Johnsson determined that sulfasalazine, the anti-inflammatory agent approved by the FDA in 1950, is an inhibitor BH4 synthesis. "Nobody knew the mechanism before," Pojasek said, and Johnsson's finding further bolstered the scientific case for BH4. "I wouldn't say the existing drug clinically validates the target, but it certainly brings an additional depth of clinical relevance," especially now that Quartet can track the BH4 biomarker, Pojasek said.
SERAGON PARAGON?
If the animal-model outcomes translate to human efficacy – a big "if" – the resulting drug could grab some of the multi-billion dollar market held by New York-based Pfizer Inc.'s Lyrica (pregabalin), which is not effective for all patients and brings side effects that include dizziness, drowsiness, dry mouth, edema, blurred vision, weight gain and difficulty concentrating. Alternatives include opioids, which may work better but carry addiction risks.

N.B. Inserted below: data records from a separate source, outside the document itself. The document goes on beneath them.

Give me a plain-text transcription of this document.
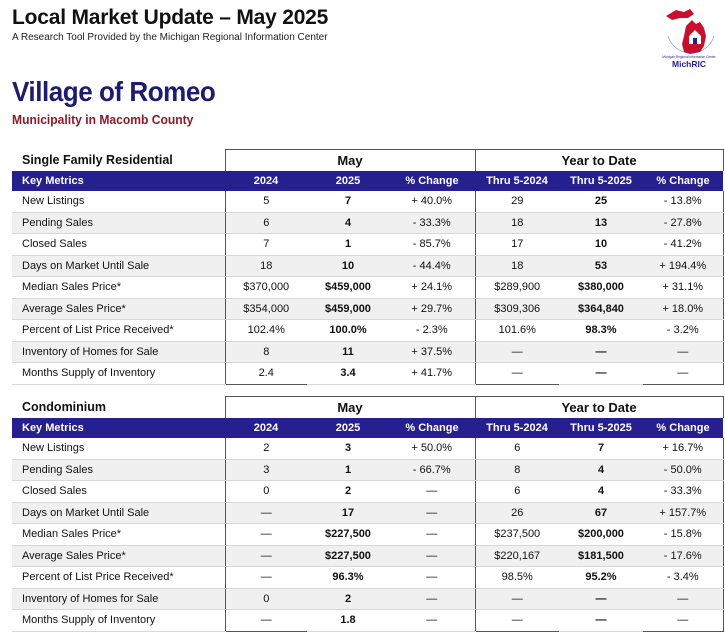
Local Market Update – May 2025
A Research Tool Provided by the Michigan Regional Information Center
Michigan Regional Information Center
MichRIC
Village of Romeo
Municipality in Macomb County
Single Family Residential	May			Year to Date		
Key Metrics	2024	2025	% Change	Thru 5-2024	Thru 5-2025	% Change
New Listings	5	7	+ 40.0%	29	25	- 13.8%
Pending Sales	6	4	- 33.3%	18	13	- 27.8%
Closed Sales	7	1	- 85.7%	17	10	- 41.2%
Days on Market Until Sale	18	10	- 44.4%	18	53	+ 194.4%
Median Sales Price*	$370,000	$459,000	+ 24.1%	$289,900	$380,000	+ 31.1%
Average Sales Price*	$354,000	$459,000	+ 29.7%	$309,306	$364,840	+ 18.0%
Percent of List Price Received*	102.4%	100.0%	- 2.3%	101.6%	98.3%	- 3.2%
Inventory of Homes for Sale	8	11	+ 37.5%	—	—	—
Months Supply of Inventory	2.4	3.4	+ 41.7%	—	—	—
Condominium	May			Year to Date		
Key Metrics	2024	2025	% Change	Thru 5-2024	Thru 5-2025	% Change
New Listings	2	3	+ 50.0%	6	7	+ 16.7%
Pending Sales	3	1	- 66.7%	8	4	- 50.0%
Closed Sales	0	2	—	6	4	- 33.3%
Days on Market Until Sale	—	17	—	26	67	+ 157.7%
Median Sales Price*	—	$227,500	—	$237,500	$200,000	- 15.8%
Average Sales Price*	—	$227,500	—	$220,167	$181,500	- 17.6%
Percent of List Price Received*	—	96.3%	—	98.5%	95.2%	- 3.4%
Inventory of Homes for Sale	0	2	—	—	—	—
Months Supply of Inventory	—	1.8	—	—	—	—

"Animal models aren't any better than they used to be," Pojasek said. "Clinical trials are a little better than they used to be. But what we're really focused on is the BH4 biomarker. Our R&D strategy is really about finding the right drug, and showing that where BH4 is elevated in causing pain, we can bring it back down. We can use that biomarker again in phase I to make sure our drug is hitting the pathway of interest and modulating BH4."
The strategy "gives us a path forward from animals to people," Pojasek said. "We're eyes-wide-open about what the phase II commitment will look like here, because you're still doing patient-reported outcomes in a challenging group," when testing a pain drug. "You look in the label of Lyrica and it provides 50 percent pain relief to about a third of the people," Pojasek said. "It's just shocking that's state of the art in this field."
If Quartet can get significant target engagement in even a small trial, the consequences could be rewarding. "There are some very good comparables recently on companies being acquired on that kind of data for a lot of money," Pojasek said, pointing to Roche AG unit Genentech's buyout for $725 million in cash, plus contingent milestone-based payments of up to $1 billion, of San Diego-based Seragon Pharmaceuticals Inc. In the deal, Genentech gained a portfolio of oral selective estrogen receptor degraders designed to treat hormone receptor-positive breast cancer. (See BioWorld Today, July 3, 2014.)
"It's a different space, and there are a lot of caveats there, but the target engagement [in a 30-patient trial] is what really sold Genentech," Pojasek said.